Yo soy un diamante en bruto, soy una lectora pedestre, una analfabeta”, solía decir de sí misma. Nada más alejada de la realidad: era otra de las calculadas argucias que pergeñó, a lo largo de las casi seis décadas durante las que construyó su agencia literaria, de las más potentes del mundo y que cambiaron para siempre la situación de inferioridad del escritor en el mercado editorial. Fue sin duda la artífice del boom literario latinoamericano, al proteger a entonces semidesconocidos como Gabriel García Márquez o Mario Vargas Llosa para que se preocuparan solo por escribir. La apasionada, discreta y contradictoria Carmen Balcells tenía razón en una cosa: era dura como el diamante, lo que explica que estuviera hiperactiva y al frente de su imperio literario hasta la noche del domingo, cuando falleció a sus 85 años.
Todo lo que fue lo apuntaba ya de pequeña, mayor de cuatro hermanos criados en las curtidoras y áridas tierras de Santa Fe de Segarra (Lleida) donde nació en 1930, en una familia modesta, de un padre inculto pero de una inteligencia que heredó y de una madre refinada que la obligó a estudiar peritaje mercantil —se graduó llena de matrículas de honor en 1949— por si se arruinaban. Y así fue: trabajó de secretaria del gremio textil de Terrassa.

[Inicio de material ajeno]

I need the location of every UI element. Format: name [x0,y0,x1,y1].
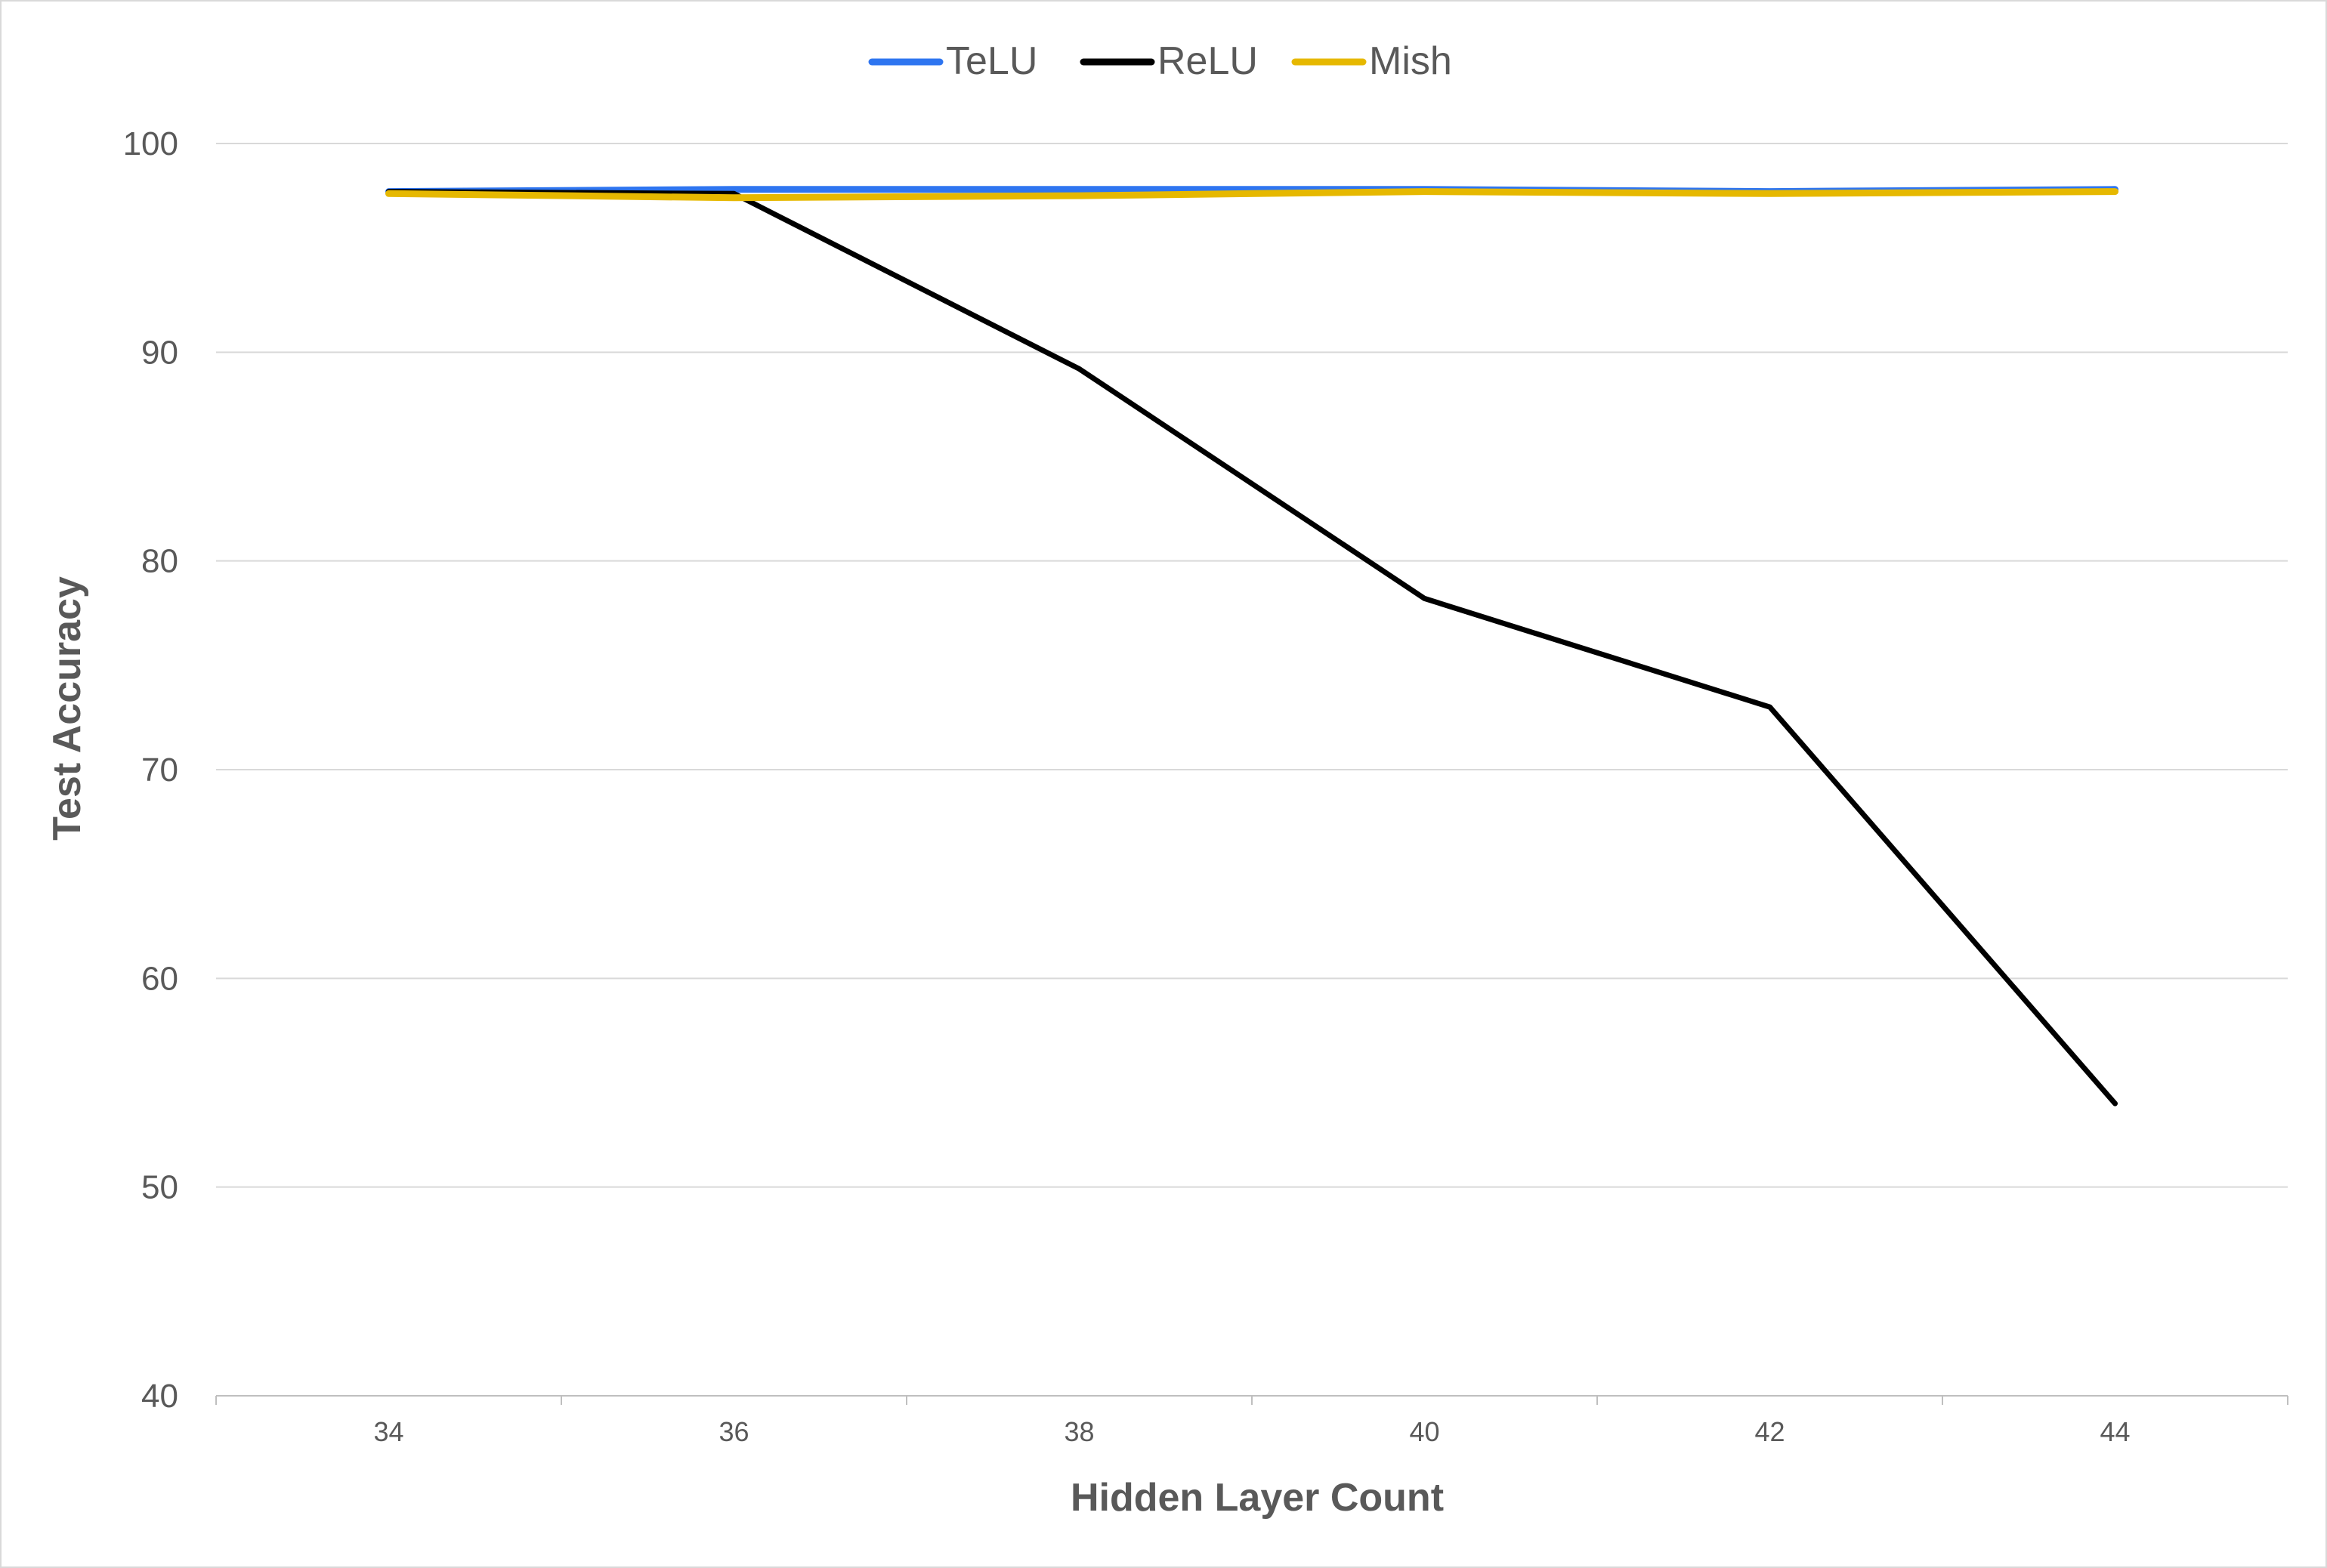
y-axis: 40 50 60 70 80 90 100 [123,125,178,1415]
y-tick-label-40: 40 [141,1378,178,1415]
x-tick-label-42: 42 [1754,1416,1785,1447]
x-tick-label-38: 38 [1064,1416,1094,1447]
x-tick-label-44: 44 [2100,1416,2130,1447]
y-tick-label-50: 50 [141,1169,178,1206]
series-layer [385,186,2118,1107]
y-axis-title: Test Accuracy [45,576,89,841]
x-axis: 34 36 38 40 42 44 [215,1395,2288,1447]
legend-label-relu: ReLU [1157,39,1258,83]
legend-label-mish: Mish [1369,39,1452,83]
x-tick-label-40: 40 [1409,1416,1439,1447]
x-tick-label-34: 34 [373,1416,403,1447]
legend: TeLU ReLU Mish [868,39,1452,83]
y-tick-label-100: 100 [123,125,178,162]
y-tick-label-90: 90 [141,334,178,371]
series-line-mish [385,188,2118,202]
y-tick-label-80: 80 [141,543,178,580]
series-line-relu [386,189,2118,1107]
legend-label-telu: TeLU [946,39,1037,83]
y-tick-label-60: 60 [141,960,178,997]
y-tick-label-70: 70 [141,752,178,789]
x-tick-label-36: 36 [718,1416,749,1447]
gridlines [216,143,2288,1188]
x-axis-title: Hidden Layer Count [1071,1476,1444,1520]
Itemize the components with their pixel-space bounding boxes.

Una visita de un empresario brasileño que quería hallar un editor en portugués la llevó a conocer al rumano Vintila Horia, que tenía una agencia literaria en Madrid, ACER. Ella le haría la representación en Barcelona. Cuando el escritor ganó el Goncourt y se instaló en París (1960) se quedó con su cartera de autores y se instaló por su cuenta. La relación con el poeta Jaume Ferran le permitió ver la literatura por otro lado: la entonces seminal ventana de Seix Barral de los Carlos Barral, Josep Maria Castellet, Jaime Salinas y, sobre todo Joan Petit, “la persona de la que más aprendí en mi vida, junto, años después, con Nélida Piñón, vital para mi formación intelectual y para mi confianza”, confesaba.
El mito se forjó pronto: tras estudiar como una entomóloga el sector editorial, vio un campo prácticamente virgen si se ponía a defender los intereses de los escritores, en especial los de aquellos que creía que tenían valía literaria y no podían dedicar todas sus energías a ello por tener que preocuparse de cuestiones materiales. Así captaría a su último Nobel, Vargas Llosa: leyéndole, yendo a buscarle a Londres y ofreciéndole de su bolsillo (préstamo mediante) los 500 dólares que necesitaba mensualmente para dedicarse tan solo a escribir y a acabar una novela, que sería Conversación en la Catedral. Se ganó así una amistad de acero.
El escaso dominio del inglés la abocó a leer todo lo que pudo en castellano y en especial de escritores de América Latina, por donde en 1965 hizo un periplo contactando con la mayoría de los que conformarían el boom. Una mina. Ahí contactó con García Márquez, con unos inicios no muy prometedores: cuando, ufana, le dijo que le había conseguido un acuerdo con la norteamericana Harper & Row para que le publicara en inglés por 1.000 dólares, le espetó el autor colombiano: “Es un contrato de mierda”.
Lograrlo todo
Parecía conseguirlo todo: desde folios para que escribieran, a buscar colegios para sus hijos y organizar fiestas de aniversario pasando por buscar médicos especialistas o incluso adelantar un préstamo para que Ana Maria Matute pudiera comprarse un piso. Pero no solo era cuestión de factor humano: fue una pionera en su sector, implantando las cláusulas de cesión por tiempo limitado de derechos y dividiéndolos a partir de derechos electrónicos o por adaptaciones al cine o al teatro o televisión. Los editores la temían.
Lo podía controlar todo porque todo lo anotaba en unos ya míticos cuadernos de hojas amarillas cuadriculadas. Esa misma inquietud y afán la llevó a fundar en los setenta RBA, hoy una gran editorial. Luego optó por quedarse con su agencia y sus autores, haciendo de Mamá Grande, como la bautizaron parafraseando un libro de Gabo. Y creó una superagencia, que llegó a tener cuatro decenas de trabajadores. La nómina a los que ayudó supera el centenar de nombres, con seis premios Nobel entre ellos: García Márquez, Vargas Llosa, Cela, Miguel Ángel Asturias, Vicente Aleixandre y Neruda, y autores como Cortázar o Manuel Vázquez Montalbán. Ese catálogo fue su mayor gloria y, en estos últimos años, su pesadilla puesto que sobre él acecharon muchos competidores.